Stroke is common during the first few weeks after a transient ischemic attack (TIA) or minor ischemic stroke. Dual antiplatelet therapy with clopidogrel and aspirin may provide greater protection against subsequent stroke than aspirin alone. This hypothesis was tested by Wang Y et al. (N Engl J Med 2013;369:11-9) in a randomized, double-blind, placebo-controlled trial funded by the Ministry of Science and Technology of the People’s Republic of China (CHANCE ClinicalTrials.gov number, NCT00979589) conducted in 114 centres in China.  In the study, 5170 patients were randomly assigned “within 24 hours after the onset of a minor ischemic stroke or high-risk TIA to combination therapy with clopidogrel and aspirin (clopidogrel at an initial dose of 300 mg, followed by 75 mg per day for 90 days, plus aspirin at a dose of 75 mg per day for the first 21 days) or to placebo plus aspirin (75 mg per day for 90 days)”. The administration of aspirin was on an open-label basis and left at the discretion of the managing physician (range: 75 to 300 mg on day 1). The main study end points was stroke (ischemic or hemorrhagic) during 90 days of follow-up and the statistical analysis was on an intention-to-treat basis. Stroke occurred in 8.2% of patients in the clopidogrel-aspirin group v. 11.7%  in the aspirin only group (hazard ratio, 0.68; 95% confidence interval, 0.57 to 0.81; P<0.001). Moderate or severe hemorrhage occurred in a similar proportion of patients (0.3%) in the clopidogrel-aspirin group and the aspirin group (0.3%)  (P=0.73); the rate of hemorrhagic stroke was also similar in both treatment groups (0.3%).  Thus this study in patients with TIA or minor stroke, showed that combined treatment with clopidogrel and aspirin was superior to aspirin alone for reducing the risk of stroke in the first 90 days and does not increase the risk of bleeding.

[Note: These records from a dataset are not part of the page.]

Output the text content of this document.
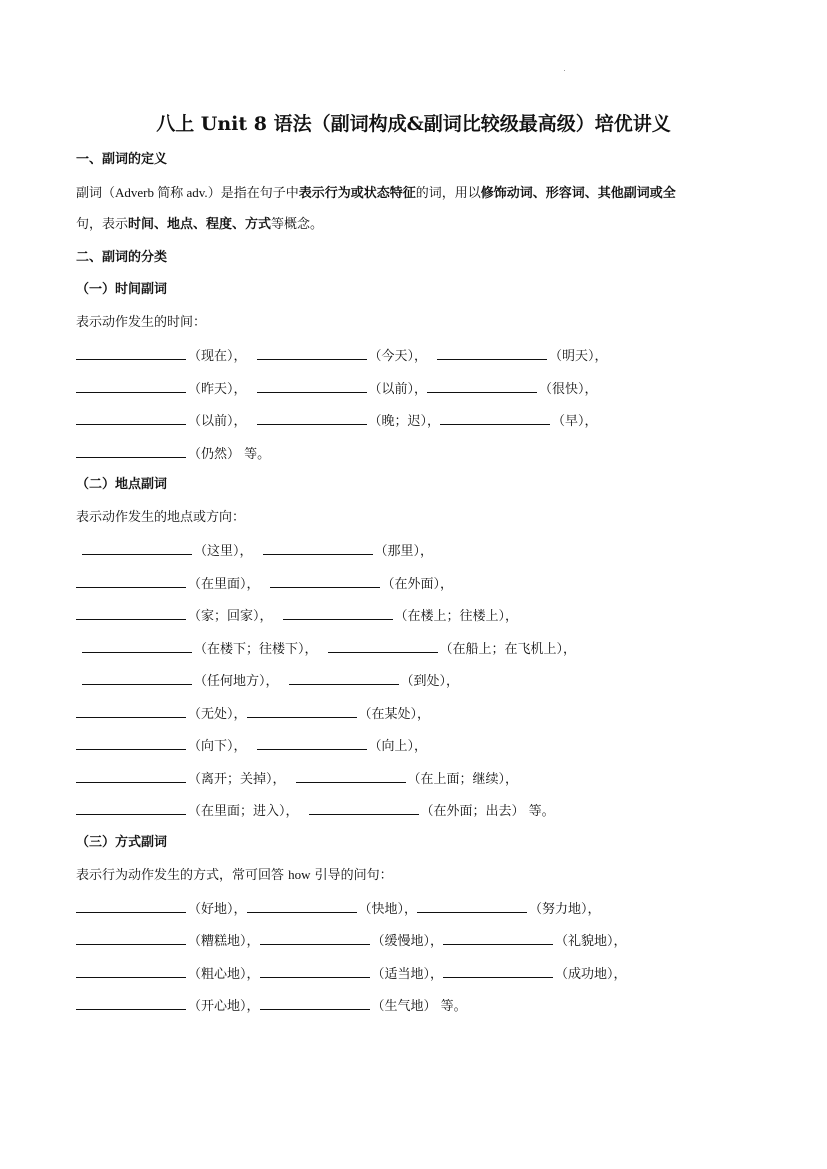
八上 Unit 8 语法（副词构成&副词比较级最高级）培优讲义
一、副词的定义
副词（Adverb 简称 adv.）是指在句子中表示行为或状态特征的词，用以修饰动词、形容词、其他副词或全
句，表示时间、地点、程度、方式等概念。
二、副词的分类
（一）时间副词
表示动作发生的时间：
（现在），	（今天），	（明天），
（昨天），	（以前），	（很快），
（以前），	（晚；迟），	（早），
（仍然） 等。
（二）地点副词
表示动作发生的地点或方向：
（这里），	（那里），
（在里面），	（在外面），
（家；回家），	（在楼上；往楼上），
（在楼下；往楼下），	（在船上；在飞机上），
（任何地方），	（到处），
（无处），	（在某处），
（向下），	（向上），
（离开；关掉），	（在上面；继续），
（在里面；进入），	（在外面；出去） 等。
（三）方式副词
表示行为动作发生的方式，常可回答 how 引导的问句：
（好地），	（快地），	（努力地），
（糟糕地），	（缓慢地），	（礼貌地），
（粗心地），	（适当地），	（成功地），
（开心地），	（生气地） 等。
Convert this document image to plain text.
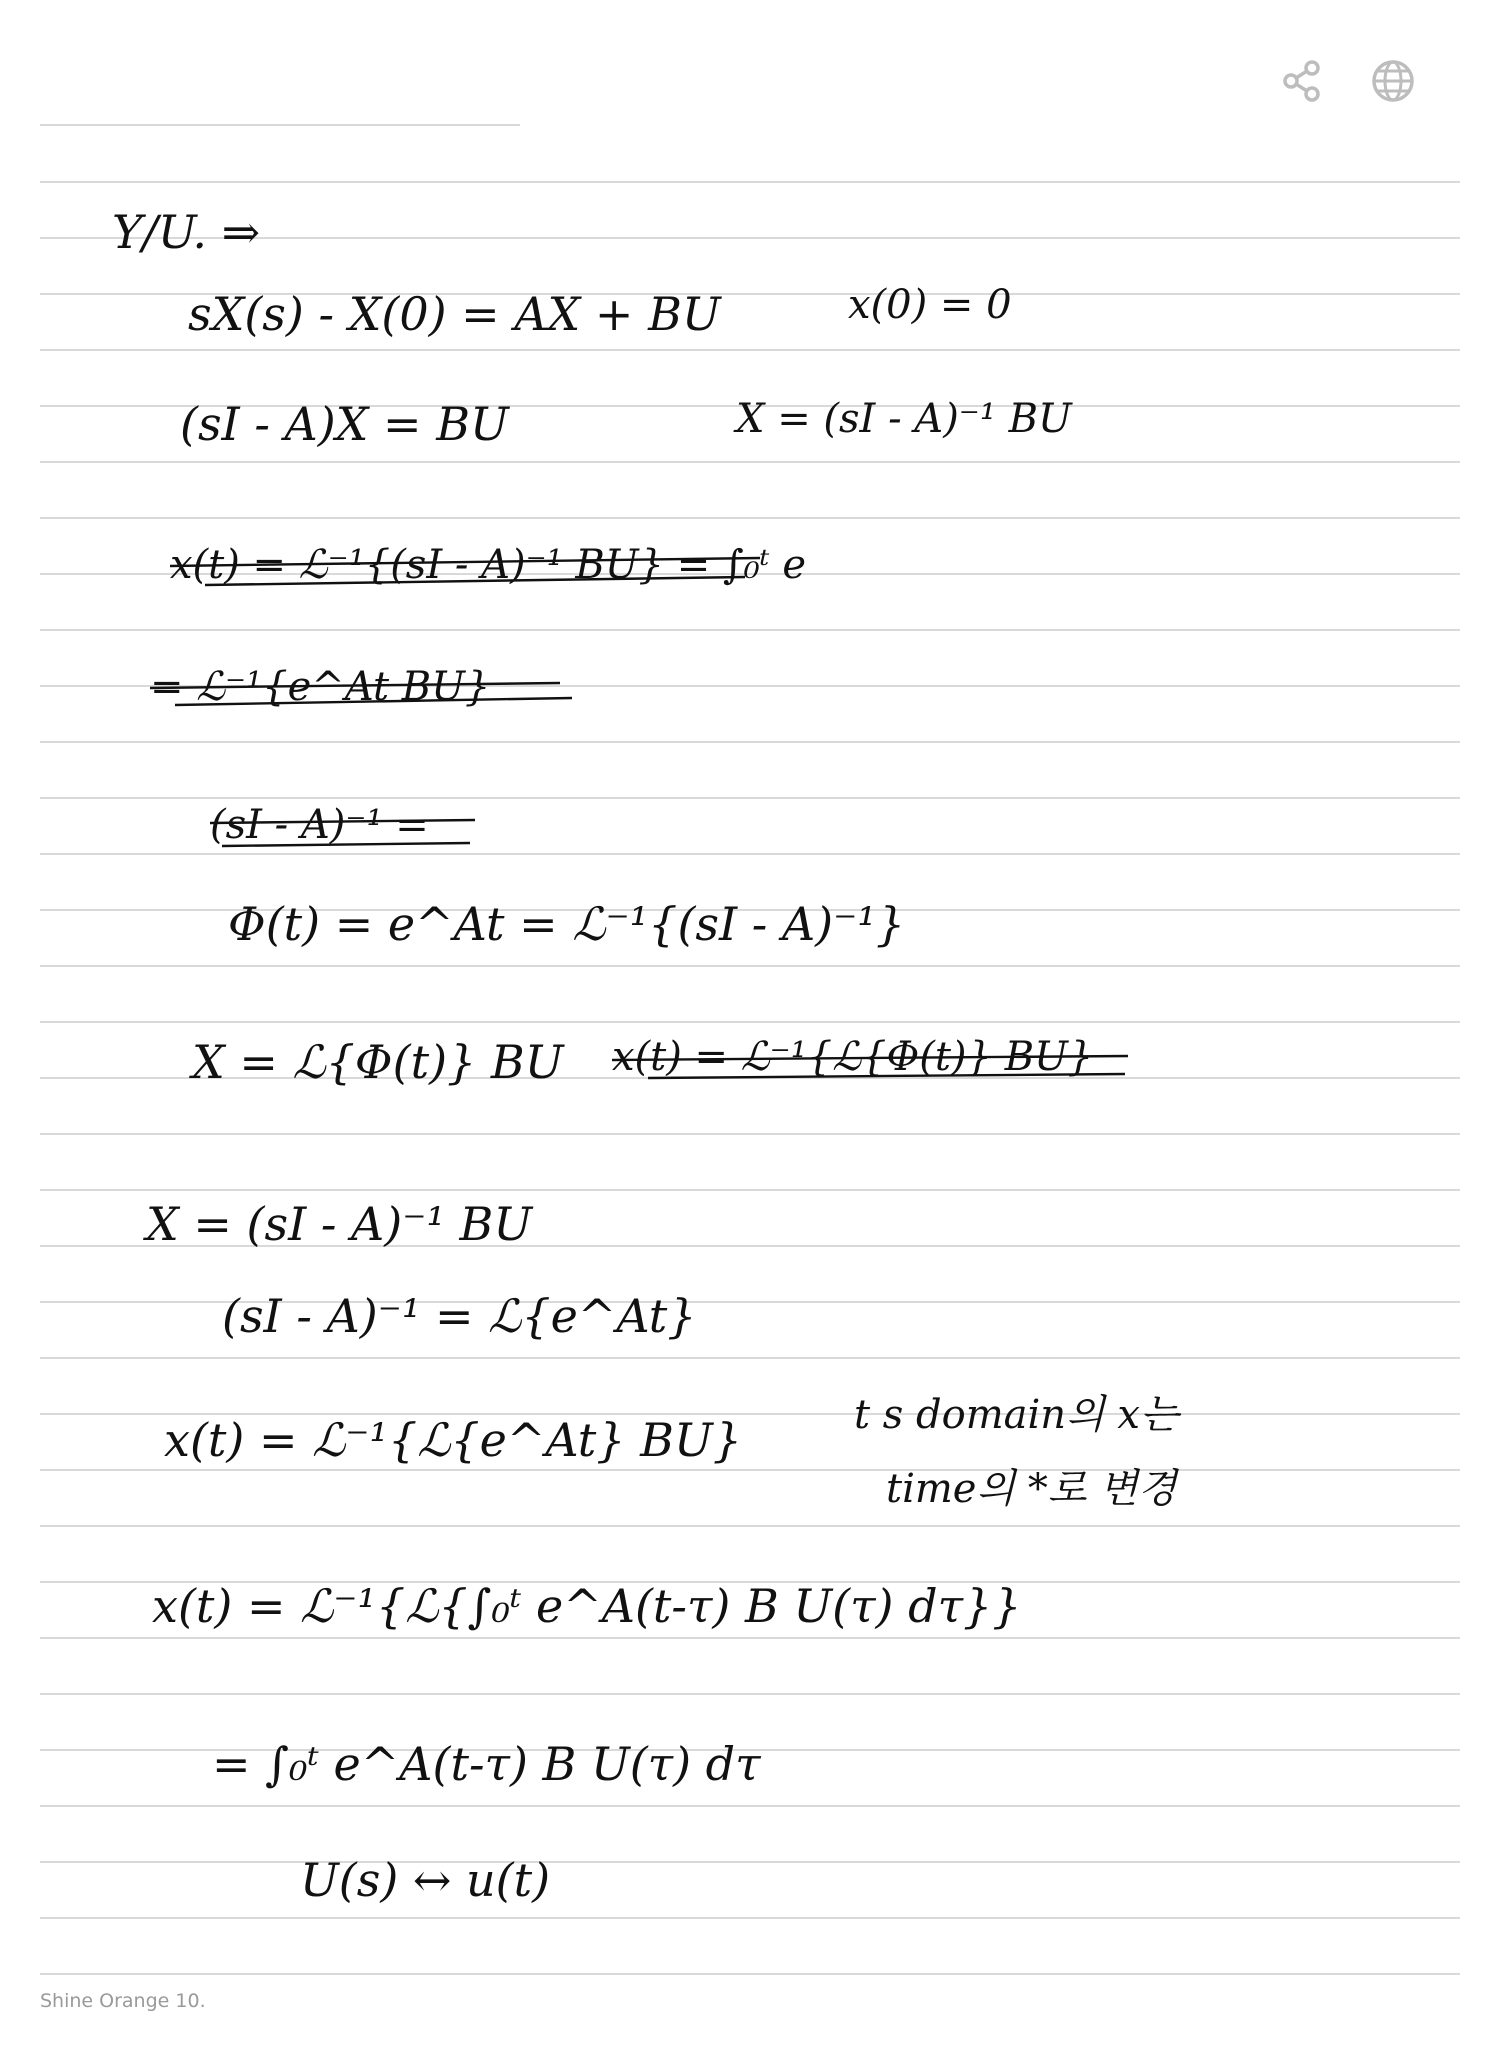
Y/U. ⇒
sX(s) - X(0) = AX + BU	x(0) = 0
(sI - A)X = BU	X = (sI - A)⁻¹ BU
x(t) = ℒ⁻¹{(sI - A)⁻¹ BU} = ∫₀ᵗ e
= ℒ⁻¹{e^At BU}
(sI - A)⁻¹ =
Φ(t) = e^At = ℒ⁻¹{(sI - A)⁻¹}
X = ℒ{Φ(t)} BU x(t) = ℒ⁻¹{ℒ{Φ(t)} BU}
X = (sI - A)⁻¹ BU
(sI - A)⁻¹ = ℒ{e^At}
x(t) = ℒ⁻¹{ℒ{e^At} BU}	t s domain의 x는
time의 *로 변경
x(t) = ℒ⁻¹{ℒ{∫₀ᵗ e^A(t-τ) B U(τ) dτ}}
= ∫₀ᵗ e^A(t-τ) B U(τ) dτ
U(s) ↔ u(t)
Shine Orange 10.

Cardio Debate Expert Comments

The remarkable benefit of a three-week course of dual antiplatelet therapy with clopidogrel and low-dose aspirin versus aspirin alone, started within 24 hours (mean, 13 hours) after the onset of symptoms of a minor ischemic stroke or high-risk TIA, in reducing by one-third the risk of stroke (ischemic or hemorrhagic) at 90 days without increasing the risk of bleeding, as reported by the CHANCE Investigators (Wang Y et al, N Engl J Med 2013; 369:11-19), is probably surprising to stroke neurologists who saw a completely different “movie” in the MATCH trial (Diener HC et al, Lancet 2004;364:331-7)

However, it probably does not come as a surprise to interventional cardiologists that if you select the right population, ie, patients at particularly high risk for recurrent ischemia and low risk for hemorrhage, as most trials of dual antiplatelet therapy in acute coronary syndromes [ACS]), and start therapy early after the onset of symptoms (as in ACS), you can demonstrate a clinically important benefit by reducing the early recurrence of ischemia, at a time when the underlying atherothrombotic process is likely to be most sensitive to pharmacologic down-regulation of platelet activation by two agents (clopidogrel and aspirin) working through complementary mechanisms of action (permanent inactivation of platelet P2Y12 and COX-1, respectively) and yielding additive protective effects.